Methods: The team retrospectively reviewed data from female patients with IGE, 13-50 years of age, followed since 1980. The researchers evaluated the prescription habits, and the rate of VPA switch for other antiepileptic drugs (AEDs) and its prognostic implications. Seizure remission (SR) was defined as the absence of any seizure type more than 18 months before the last medical observation. The main aim of the study was to assess (a) possible changes in seizure outcome related to VPA switch for other AEDs, especially in patients planning a pregnancy; and (b) possible differences in SR based on the presence/absence of VPA at last observation.

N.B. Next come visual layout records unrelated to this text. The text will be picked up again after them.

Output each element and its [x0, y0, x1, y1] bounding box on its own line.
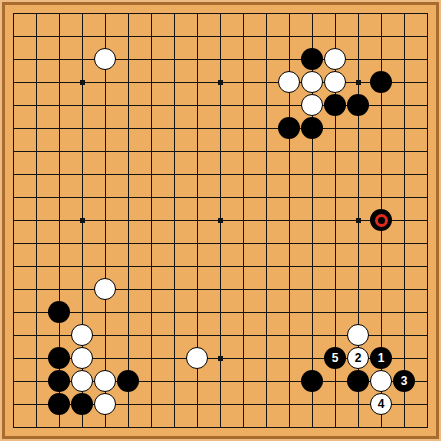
- go-board: 52134: [0, 0, 441, 441]
- board-intersection: [324, 48, 347, 71]
- white-stone: [347, 324, 369, 346]
- black-stone: [71, 393, 93, 415]
- black-stone: [48, 393, 70, 415]
- white-stone: [71, 370, 93, 392]
- white-stone: [370, 370, 392, 392]
- go-diagram: 52134: [0, 0, 441, 441]
- white-stone: [186, 347, 208, 369]
- stone-layer: 52134: [2, 2, 439, 439]
- board-intersection: 2: [347, 347, 370, 370]
- black-stone: [301, 370, 323, 392]
- board-intersection: [301, 94, 324, 117]
- board-intersection: [94, 278, 117, 301]
- board-intersection: [324, 71, 347, 94]
- board-intersection: [71, 370, 94, 393]
- white-stone: [71, 324, 93, 346]
- black-stone: [347, 370, 369, 392]
- board-intersection: [347, 94, 370, 117]
- black-stone: [347, 94, 369, 116]
- white-stone: [301, 71, 323, 93]
- black-stone: [301, 117, 323, 139]
- board-intersection: [48, 370, 71, 393]
- board-intersection: [301, 71, 324, 94]
- black-stone: [370, 71, 392, 93]
- board-intersection: [71, 347, 94, 370]
- board-intersection: [347, 324, 370, 347]
- board-intersection: [278, 71, 301, 94]
- move-3-black-stone: 3: [393, 370, 415, 392]
- board-intersection: [48, 301, 71, 324]
- board-intersection: [48, 393, 71, 416]
- black-stone: [324, 94, 346, 116]
- black-stone: [301, 48, 323, 70]
- white-stone: [94, 278, 116, 300]
- white-stone: [94, 48, 116, 70]
- move-1-black-stone: 1: [370, 347, 392, 369]
- board-intersection: [94, 370, 117, 393]
- board-intersection: [94, 48, 117, 71]
- board-intersection: [48, 347, 71, 370]
- board-intersection: [324, 94, 347, 117]
- board-intersection: [117, 370, 140, 393]
- board-intersection: [370, 209, 393, 232]
- white-stone: [301, 94, 323, 116]
- board-intersection: [278, 117, 301, 140]
- board-intersection: [301, 370, 324, 393]
- black-stone: [48, 347, 70, 369]
- board-intersection: [71, 324, 94, 347]
- move-4-white-stone: 4: [370, 393, 392, 415]
- board-intersection: [186, 347, 209, 370]
- black-stone: [278, 117, 300, 139]
- board-intersection: [370, 71, 393, 94]
- black-stone: [117, 370, 139, 392]
- board-intersection: [71, 393, 94, 416]
- board-intersection: [94, 393, 117, 416]
- white-stone: [94, 370, 116, 392]
- black-stone: [48, 370, 70, 392]
- board-intersection: 3: [393, 370, 416, 393]
- board-intersection: [347, 370, 370, 393]
- board-intersection: 1: [370, 347, 393, 370]
- black-stone-marked: [370, 209, 392, 231]
- board-intersection: 5: [324, 347, 347, 370]
- white-stone: [278, 71, 300, 93]
- circle-marker-icon: [375, 214, 388, 227]
- move-5-black-stone: 5: [324, 347, 346, 369]
- board-intersection: 4: [370, 393, 393, 416]
- white-stone: [324, 48, 346, 70]
- board-intersection: [301, 117, 324, 140]
- board-intersection: [370, 370, 393, 393]
- white-stone: [71, 347, 93, 369]
- white-stone: [94, 393, 116, 415]
- black-stone: [48, 301, 70, 323]
- board-intersection: [301, 48, 324, 71]
- white-stone: [324, 71, 346, 93]
- move-2-white-stone: 2: [347, 347, 369, 369]
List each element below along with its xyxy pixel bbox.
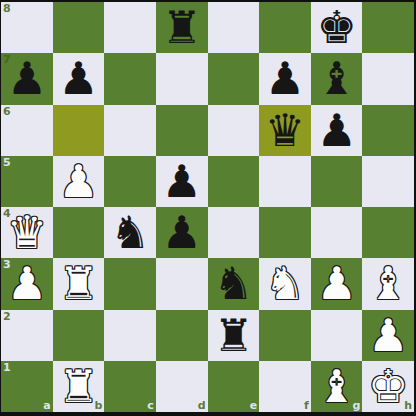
square-f8[interactable] bbox=[259, 2, 311, 53]
file-label-e: e bbox=[250, 400, 257, 411]
square-b3[interactable]: ♜ bbox=[53, 258, 105, 309]
piece-white-pawn[interactable]: ♟ bbox=[1, 258, 53, 309]
square-a6[interactable]: 6 bbox=[1, 105, 53, 156]
square-h3[interactable]: ♝ bbox=[362, 258, 414, 309]
square-h7[interactable] bbox=[362, 53, 414, 104]
piece-white-pawn[interactable]: ♟ bbox=[53, 156, 105, 207]
piece-black-pawn[interactable]: ♟ bbox=[53, 53, 105, 104]
square-f3[interactable]: ♞ bbox=[259, 258, 311, 309]
file-label-c: c bbox=[147, 400, 154, 411]
square-e4[interactable] bbox=[208, 207, 260, 258]
piece-black-pawn[interactable]: ♟ bbox=[311, 105, 363, 156]
piece-white-rook[interactable]: ♜ bbox=[53, 361, 105, 412]
square-b8[interactable] bbox=[53, 2, 105, 53]
square-d7[interactable] bbox=[156, 53, 208, 104]
square-a5[interactable]: 5 bbox=[1, 156, 53, 207]
square-b5[interactable]: ♟ bbox=[53, 156, 105, 207]
square-h5[interactable] bbox=[362, 156, 414, 207]
square-c8[interactable] bbox=[104, 2, 156, 53]
square-h2[interactable]: ♟ bbox=[362, 310, 414, 361]
piece-white-king[interactable]: ♚ bbox=[362, 361, 414, 412]
file-label-a: a bbox=[43, 400, 50, 411]
square-a3[interactable]: ♟3 bbox=[1, 258, 53, 309]
piece-white-bishop[interactable]: ♝ bbox=[311, 361, 363, 412]
square-d3[interactable] bbox=[156, 258, 208, 309]
square-f1[interactable]: f bbox=[259, 361, 311, 412]
square-c4[interactable]: ♞ bbox=[104, 207, 156, 258]
square-b2[interactable] bbox=[53, 310, 105, 361]
square-c1[interactable]: c bbox=[104, 361, 156, 412]
square-e6[interactable] bbox=[208, 105, 260, 156]
piece-white-pawn[interactable]: ♟ bbox=[311, 258, 363, 309]
square-e1[interactable]: e bbox=[208, 361, 260, 412]
square-c7[interactable] bbox=[104, 53, 156, 104]
square-h4[interactable] bbox=[362, 207, 414, 258]
piece-black-rook[interactable]: ♜ bbox=[156, 2, 208, 53]
square-a7[interactable]: ♟7 bbox=[1, 53, 53, 104]
square-b7[interactable]: ♟ bbox=[53, 53, 105, 104]
piece-white-rook[interactable]: ♜ bbox=[53, 258, 105, 309]
piece-black-knight[interactable]: ♞ bbox=[104, 207, 156, 258]
square-e3[interactable]: ♞ bbox=[208, 258, 260, 309]
square-f4[interactable] bbox=[259, 207, 311, 258]
square-e5[interactable] bbox=[208, 156, 260, 207]
square-e8[interactable] bbox=[208, 2, 260, 53]
square-b4[interactable] bbox=[53, 207, 105, 258]
square-d1[interactable]: d bbox=[156, 361, 208, 412]
square-f5[interactable] bbox=[259, 156, 311, 207]
square-d6[interactable] bbox=[156, 105, 208, 156]
square-d2[interactable] bbox=[156, 310, 208, 361]
square-e2[interactable]: ♜ bbox=[208, 310, 260, 361]
square-g4[interactable] bbox=[311, 207, 363, 258]
square-c3[interactable] bbox=[104, 258, 156, 309]
chess-board: 8♜♚♟7♟♟♝6♛♟5♟♟♛4♞♟♟3♜♞♞♟♝2♜♟1a♜bcdef♝g♚h bbox=[1, 2, 414, 412]
file-label-d: d bbox=[198, 400, 206, 411]
piece-black-pawn[interactable]: ♟ bbox=[1, 53, 53, 104]
square-h6[interactable] bbox=[362, 105, 414, 156]
square-f2[interactable] bbox=[259, 310, 311, 361]
square-c5[interactable] bbox=[104, 156, 156, 207]
square-g1[interactable]: ♝g bbox=[311, 361, 363, 412]
piece-white-pawn[interactable]: ♟ bbox=[362, 310, 414, 361]
square-b6[interactable] bbox=[53, 105, 105, 156]
square-g2[interactable] bbox=[311, 310, 363, 361]
square-g7[interactable]: ♝ bbox=[311, 53, 363, 104]
piece-black-bishop[interactable]: ♝ bbox=[311, 53, 363, 104]
square-c6[interactable] bbox=[104, 105, 156, 156]
square-d5[interactable]: ♟ bbox=[156, 156, 208, 207]
square-g8[interactable]: ♚ bbox=[311, 2, 363, 53]
rank-label-5: 5 bbox=[3, 157, 11, 168]
square-g5[interactable] bbox=[311, 156, 363, 207]
piece-black-pawn[interactable]: ♟ bbox=[259, 53, 311, 104]
square-f6[interactable]: ♛ bbox=[259, 105, 311, 156]
rank-label-2: 2 bbox=[3, 311, 11, 322]
square-g6[interactable]: ♟ bbox=[311, 105, 363, 156]
square-d4[interactable]: ♟ bbox=[156, 207, 208, 258]
file-label-f: f bbox=[304, 400, 309, 411]
square-d8[interactable]: ♜ bbox=[156, 2, 208, 53]
square-a4[interactable]: ♛4 bbox=[1, 207, 53, 258]
piece-white-knight[interactable]: ♞ bbox=[259, 258, 311, 309]
piece-white-queen[interactable]: ♛ bbox=[1, 207, 53, 258]
piece-black-pawn[interactable]: ♟ bbox=[156, 207, 208, 258]
piece-white-bishop[interactable]: ♝ bbox=[362, 258, 414, 309]
square-a2[interactable]: 2 bbox=[1, 310, 53, 361]
piece-black-queen[interactable]: ♛ bbox=[259, 105, 311, 156]
piece-black-knight[interactable]: ♞ bbox=[208, 258, 260, 309]
square-a1[interactable]: 1a bbox=[1, 361, 53, 412]
square-h8[interactable] bbox=[362, 2, 414, 53]
square-a8[interactable]: 8 bbox=[1, 2, 53, 53]
piece-black-king[interactable]: ♚ bbox=[311, 2, 363, 53]
square-h1[interactable]: ♚h bbox=[362, 361, 414, 412]
rank-label-8: 8 bbox=[3, 3, 11, 14]
chess-board-frame: 8♜♚♟7♟♟♝6♛♟5♟♟♛4♞♟♟3♜♞♞♟♝2♜♟1a♜bcdef♝g♚h bbox=[0, 0, 416, 416]
square-f7[interactable]: ♟ bbox=[259, 53, 311, 104]
rank-label-6: 6 bbox=[3, 106, 11, 117]
square-b1[interactable]: ♜b bbox=[53, 361, 105, 412]
square-c2[interactable] bbox=[104, 310, 156, 361]
square-e7[interactable] bbox=[208, 53, 260, 104]
piece-black-pawn[interactable]: ♟ bbox=[156, 156, 208, 207]
rank-label-1: 1 bbox=[3, 362, 11, 373]
square-g3[interactable]: ♟ bbox=[311, 258, 363, 309]
piece-black-rook[interactable]: ♜ bbox=[208, 310, 260, 361]
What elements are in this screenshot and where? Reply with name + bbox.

Results: One hundred ninety-eight patients were included in the study. Overall SR at last medical observation was 62.7%. SR significantly differed between subjects taking and those not taking VPA (P < .001) at last visit. Multiple regression models showed that taking VPA at last medical observation was strongly associated with SR in both the general population (P < .001) and the juvenile myoclonic epilepsy (JME) group (P < .001). Thirty-six (70.6%) of 51 patients who switched from VPA during follow-up experienced a clinical worsening. Switching back to VPA was more frequently associated with SR at last observation (P < .001). In those patients who substituted VPA in view of a pregnancy, SR and drug burden (monotherapy vs polytherapy) differed significantly before and after the switch.
Significance: The study suggests that valproate avoidance/switch might be associated with unsatisfactory seizure control in women with idiopathic generalized epilepsy who are of childbearing potential. These findings further highlight the complexity of the therapeutic management of female patients of reproductive age.